The Cape
It almost feels as if I haven't had any real time off since we went to Cape Cod last summer for vacation. Since then, there has been the campaign, my mother's death, storms, the Health Leaders Fellowship, and plenty of things to deal with at work. Yes, there was Christmas, like Dar Williams sings, "a long red glare shot up like a warning". I worked on Middnight on Main for New Years Eve. At least I got to see Dar that evening. Since then, I've take a few days off here and there, to go to a funeral or to help clean out my mother's house, but that's been about it.
So, here we are as Lent leads into Holy Week. The vernal equinox has come, and hopefully we will soon be done with snow until next winter. At church, we have a pick-up choir, often doing fairly simple pieces so anyone can easily join in. But, for Good Friday, we are singing part of Heinrich Schutz's St. Matthew Passion. It is probably the most challenging piece I've sung since college and for the group of singers gathered, I'm probably the least accomplished. It is a stretch, but it feels good. The section we're singing fits well with Good Friday, as well as my Lenten contemplations.
So as I sing Schutz, I ponder poetry. The start of spring brings several poems to mind:
"Nature's first green is gold", Frost wrote and notes it cannot stay. Wordsworth talks about "a host, of golden daffodils". He goes talk about thinking about these daffodils when on his couch he lies "In vacant or in pensive mood."
Yeats "will arise and go now, and go to Innisfree". There, he will "live alone in the bee-loud glade". Yet for me, one of the first poems that caught my attention over two decades ago was Sea Fever by John Masefield. "I must down to the seas again, to the lonely sea and the sky…"

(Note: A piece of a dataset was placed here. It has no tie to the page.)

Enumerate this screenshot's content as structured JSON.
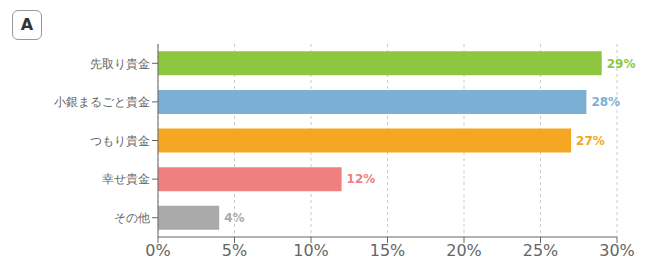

I remember reading this poem in fifth grade and deeply feeling that sea fever, that longing to return to a peaceful simpler time; a time simpler than all the trials and turmoil of fifth grade. Tomorrow, before the crack of dawn, I shall head out to The Cape, "if it's fine tomorrow". My thoughts turn to Virginia Woolf's James Ramsay as he thinks about heading "To The Lighthouse". "These words conveyed an extraordinary joy".
My mind drifts to H.D., to her Sea Rose, caught in the drift, and her pointed pines of the sea. But I am tired and my mind is drifting. If I want to go to the lighthouse, or make it out to the Cape in good time, I'll "have to be up with the lark". This time, Virginia's Woolf's Mrs. Dalloway comes to mind, "What a lark! What a plunge!"